ROCKLAND, MAINE, AUG. 28 -- Newspaper reporter Robert Hohler was convicted of criminal contempt today, seven months after refusing to testify for the prosecution in a murder case that ended in a conviction.
The Superior Court jury deliberated for four hours. No sentencing date was set.
Hohler, who worked for the Concord (N.H.) Monitor when he was charged and now works for the Boston Globe, declined to comment on the verdict. His lawyer, Michael Messerschmidt, said he did not know if he would appeal.
Hohler was the Monitor's lead reporter in coverage of New Hampshire teacher Christa McAuliffe when she was selected as an astronaut and wrote a book about her after she was killed in the explosion of the space shuttle Challenger.
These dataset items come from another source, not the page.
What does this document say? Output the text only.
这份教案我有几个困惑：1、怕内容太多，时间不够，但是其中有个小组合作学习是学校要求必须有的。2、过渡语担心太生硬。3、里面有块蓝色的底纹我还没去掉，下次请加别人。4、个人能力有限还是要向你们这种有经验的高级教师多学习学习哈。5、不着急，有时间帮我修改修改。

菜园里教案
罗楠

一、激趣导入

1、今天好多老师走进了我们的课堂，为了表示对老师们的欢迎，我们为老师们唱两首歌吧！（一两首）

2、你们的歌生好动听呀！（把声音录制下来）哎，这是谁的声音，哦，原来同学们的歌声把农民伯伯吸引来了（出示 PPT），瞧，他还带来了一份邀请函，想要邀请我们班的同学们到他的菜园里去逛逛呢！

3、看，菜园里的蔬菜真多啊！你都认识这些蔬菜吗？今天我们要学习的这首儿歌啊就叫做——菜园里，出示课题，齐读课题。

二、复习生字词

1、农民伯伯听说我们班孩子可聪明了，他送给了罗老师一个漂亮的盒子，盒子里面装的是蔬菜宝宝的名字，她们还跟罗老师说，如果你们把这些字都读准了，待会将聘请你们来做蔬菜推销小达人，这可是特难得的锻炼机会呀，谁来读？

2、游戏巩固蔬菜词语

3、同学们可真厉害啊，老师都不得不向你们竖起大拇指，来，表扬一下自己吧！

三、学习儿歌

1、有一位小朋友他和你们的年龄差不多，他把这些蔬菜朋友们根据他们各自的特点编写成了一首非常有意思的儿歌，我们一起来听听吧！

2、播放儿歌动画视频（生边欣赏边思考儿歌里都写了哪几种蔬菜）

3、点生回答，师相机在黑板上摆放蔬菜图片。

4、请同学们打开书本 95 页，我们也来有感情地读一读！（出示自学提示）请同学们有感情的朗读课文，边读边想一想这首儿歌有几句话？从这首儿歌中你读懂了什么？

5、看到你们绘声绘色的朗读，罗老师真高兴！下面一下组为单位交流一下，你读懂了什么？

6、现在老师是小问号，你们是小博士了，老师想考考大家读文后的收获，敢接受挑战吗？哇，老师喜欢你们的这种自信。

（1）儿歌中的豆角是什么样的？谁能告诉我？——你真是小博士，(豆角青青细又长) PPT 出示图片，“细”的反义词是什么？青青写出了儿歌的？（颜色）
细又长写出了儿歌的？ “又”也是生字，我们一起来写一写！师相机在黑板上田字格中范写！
In testimony today, Hohler said he was exercising a limited privilege not to participate in the prosecution last January of Richard Steeves, who was convicted in the shooting death of a gift-store owner.
Hohler, 35, had interviewed Steeves before his trial last January and said he would have been willing to attest under oath to the truth of statements contained in the story he wrote.
Deputy Attorney General James Kilbreth asserted that Hohler's refusal to testify was intentional.
In his story, Hohler quoted Steeves, a former mental patient, as saying he was "just not sure" whether he or someone else killed the store owner.
Maine prosecutors said the statements were essential to the state's case and said they could not introduce the article as evidence unless Hohler made himself available for cross-examination.